Benjamin Franklin and many other enlightenment activists, although wealthy, now can actually spread their ideas such as revolting against unfair taxation. If the founding fathers wrote on clay tablets, it is likely that America would have remained a British colony.

 

The 20th century is where writing became about as cheap as it is today. Your average person could still afford to print their own pamphlets, and books had become cheaper than ever. But only large conglomerations like newspapers possessed the wealth and power to insight national change from writing.

Truly, all important speeches, announcements, etc. came filtered through the individual agendas of newspaper cooperation. Perhaps the phrasing “FBI Finds Nixon Aides Sabotaged Democrats” found on the front page of the Washington Post on Oct 10, 1972, could sway readers against Nixon before even understanding the situation.

Despite how cheap printing had become, newspaper companies remained in control of what was written and read by their massive audiences of voters. In other words, the proletariat was still being told what to think by those who could afford to tell them.

Fast forward to Jan 25, 2021. Extremely cheap online writing and communication have finally hit their stride. Communicating and writing on the forum “Reddit” if you look in the correct places is nearly entirely free, for example, a library computer. There the proletariat can finally discuss ideas to audiences of millions in a manner they can afford. This free passage of writing has brought greater coordination of free people than Ben Franklin could have ever imagined.  A subsection of Reddit, called “r/wallstreetbets,” created a proposition to topple the ability of the wealthy to control written narratives. Their success has once and for all proven that accessibility to writing can take power from the rich and give it to the poor.

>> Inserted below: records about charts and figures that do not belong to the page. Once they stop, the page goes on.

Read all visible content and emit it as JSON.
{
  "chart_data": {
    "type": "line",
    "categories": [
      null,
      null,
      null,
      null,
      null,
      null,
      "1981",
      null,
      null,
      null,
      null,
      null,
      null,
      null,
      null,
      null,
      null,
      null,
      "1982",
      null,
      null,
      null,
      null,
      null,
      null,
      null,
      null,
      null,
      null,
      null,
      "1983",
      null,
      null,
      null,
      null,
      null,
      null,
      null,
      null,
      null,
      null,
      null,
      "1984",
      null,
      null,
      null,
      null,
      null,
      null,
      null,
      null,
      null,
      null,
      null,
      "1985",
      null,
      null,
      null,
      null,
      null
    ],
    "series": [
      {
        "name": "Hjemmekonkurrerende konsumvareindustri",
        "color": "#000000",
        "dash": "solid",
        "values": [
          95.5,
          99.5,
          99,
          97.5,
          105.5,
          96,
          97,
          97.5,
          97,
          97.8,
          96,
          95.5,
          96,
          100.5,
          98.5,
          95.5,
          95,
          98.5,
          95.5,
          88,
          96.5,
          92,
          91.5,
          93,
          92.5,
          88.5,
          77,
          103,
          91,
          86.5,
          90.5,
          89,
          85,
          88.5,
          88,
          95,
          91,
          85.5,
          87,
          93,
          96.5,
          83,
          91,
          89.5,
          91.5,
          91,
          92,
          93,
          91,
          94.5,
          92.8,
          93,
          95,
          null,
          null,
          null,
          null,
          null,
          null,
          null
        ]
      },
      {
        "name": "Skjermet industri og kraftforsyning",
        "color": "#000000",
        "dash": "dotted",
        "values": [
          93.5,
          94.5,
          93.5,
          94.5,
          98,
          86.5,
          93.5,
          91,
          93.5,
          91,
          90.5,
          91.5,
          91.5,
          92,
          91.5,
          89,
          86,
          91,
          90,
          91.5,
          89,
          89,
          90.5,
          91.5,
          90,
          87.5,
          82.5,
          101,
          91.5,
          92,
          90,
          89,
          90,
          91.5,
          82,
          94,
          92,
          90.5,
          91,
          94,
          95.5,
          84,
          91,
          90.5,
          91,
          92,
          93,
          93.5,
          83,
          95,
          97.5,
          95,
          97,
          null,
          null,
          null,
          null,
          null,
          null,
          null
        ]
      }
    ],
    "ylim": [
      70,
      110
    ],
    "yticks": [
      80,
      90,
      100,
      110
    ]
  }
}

Many articles have been written about the “wallstreetbets” GameStop short squeeze. But this will summarize the impact it has had on democracy through writing. Large firms and wealthy people were the only ones knowledgeable and rich enough to make significant money off of failing businesses in the past. “Wallstreetbets” was able to effectively counter these billionaires’ trade strategies and make even more from those billionaires. But “Wallstreetbets” is a group of millions of less wealthy people. So, the only way to effectively counter, as proposed before, is through cheap and mass communication. Only by being brought together through this communication could the proletariat have taken money, and control of what is perceived as possible from the rich and coordinate their movement. That is something that could never have been accomplished without technological and economic advancements on the clay tablet.